To me then, this sudden call for a review of the powers functioning of some of these organisations raises a number of questions:
1. Has the State assisted and protected these institutions as it is Constitutionally required to do?
2. When these institutions have reported to the National Assembly annually, has Parliament taken up its own role in making sure that any inefficiencies, duplications, or uncertainties around their functions, are addressed?
3. Given that these institutions play an important role in promoting equality and protecting the human rights of South Africans, particularly vulnerable groups, why is there a ten day deadline in which to comment?

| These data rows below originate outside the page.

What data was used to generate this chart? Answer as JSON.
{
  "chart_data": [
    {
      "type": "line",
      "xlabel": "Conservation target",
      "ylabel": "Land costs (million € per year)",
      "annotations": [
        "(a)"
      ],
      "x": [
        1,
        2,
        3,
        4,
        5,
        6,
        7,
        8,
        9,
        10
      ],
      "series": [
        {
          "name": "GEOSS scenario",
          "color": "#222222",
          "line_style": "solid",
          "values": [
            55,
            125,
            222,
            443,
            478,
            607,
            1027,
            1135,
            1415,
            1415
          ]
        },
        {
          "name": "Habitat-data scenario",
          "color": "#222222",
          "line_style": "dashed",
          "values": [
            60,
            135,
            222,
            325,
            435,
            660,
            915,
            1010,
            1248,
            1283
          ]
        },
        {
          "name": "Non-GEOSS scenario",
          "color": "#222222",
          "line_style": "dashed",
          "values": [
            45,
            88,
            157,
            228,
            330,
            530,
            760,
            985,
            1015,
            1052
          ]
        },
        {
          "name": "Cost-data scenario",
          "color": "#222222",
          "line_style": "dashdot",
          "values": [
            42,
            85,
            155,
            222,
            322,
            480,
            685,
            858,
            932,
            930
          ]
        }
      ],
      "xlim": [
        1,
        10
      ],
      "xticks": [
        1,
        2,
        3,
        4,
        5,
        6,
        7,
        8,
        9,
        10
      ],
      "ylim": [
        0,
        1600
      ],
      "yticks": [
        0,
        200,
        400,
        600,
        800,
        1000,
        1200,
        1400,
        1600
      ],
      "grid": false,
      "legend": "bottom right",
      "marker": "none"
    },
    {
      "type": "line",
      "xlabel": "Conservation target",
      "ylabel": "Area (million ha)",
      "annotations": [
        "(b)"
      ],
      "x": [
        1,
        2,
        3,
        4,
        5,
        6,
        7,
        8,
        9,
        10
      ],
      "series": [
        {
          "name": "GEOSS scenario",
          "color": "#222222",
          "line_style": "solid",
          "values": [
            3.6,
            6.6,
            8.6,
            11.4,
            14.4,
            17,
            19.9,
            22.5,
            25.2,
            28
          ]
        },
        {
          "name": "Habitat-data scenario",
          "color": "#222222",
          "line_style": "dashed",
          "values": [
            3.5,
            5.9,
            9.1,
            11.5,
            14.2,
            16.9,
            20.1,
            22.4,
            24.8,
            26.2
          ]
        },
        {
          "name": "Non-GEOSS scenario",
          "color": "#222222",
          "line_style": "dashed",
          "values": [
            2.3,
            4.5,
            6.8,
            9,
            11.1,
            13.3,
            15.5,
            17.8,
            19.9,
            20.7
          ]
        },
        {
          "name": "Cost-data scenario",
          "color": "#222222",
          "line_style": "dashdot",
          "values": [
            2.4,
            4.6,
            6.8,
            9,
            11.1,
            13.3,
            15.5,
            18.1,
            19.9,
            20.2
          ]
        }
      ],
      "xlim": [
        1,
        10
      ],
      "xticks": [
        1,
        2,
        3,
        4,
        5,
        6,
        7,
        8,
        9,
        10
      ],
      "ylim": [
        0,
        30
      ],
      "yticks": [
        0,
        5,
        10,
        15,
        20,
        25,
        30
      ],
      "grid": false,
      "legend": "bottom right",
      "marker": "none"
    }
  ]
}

To me, the first and second questions have easy answers – No. A quick budgetary analysis will show that under-resourcing of these institutions is significant. Each year, for example, the CGE reports to Parliament quarterly through the Portfolio Committee on Women. And each year that Committee reflects on the smaller and smaller budget, and recommends that this is addressed to improve the functions, and each year…nothing happens. So Parliament is failing to ensure that its recommendations to Treasury and to the CGE are enforced.
But the answer to the third question is less clear. Why not allow more time for meaningful engagement both from the Chapter 9s themselves and from civil society? Why try to rush a process that could have significant effects on the lives of South Africans, and that would affect the nature of the Constitution, Section 189? The answer can’t be because a parliamentary report in 2006 recommended it, because there are hundreds of reports that go through Parliament each year that make recommendations and aren’t upheld (cough, cough, um electoral reform?)
There does not seem to be any clear reason for the limited time frame. A more reasonable time frame would be to allow at least one month, ideally two for civil society organisations supporting democracy to prepare their submissions on the matter. Anything less, in my view, casts a question on whether Parliament wants to uphold Section 189 (3) (4) of the Constitution.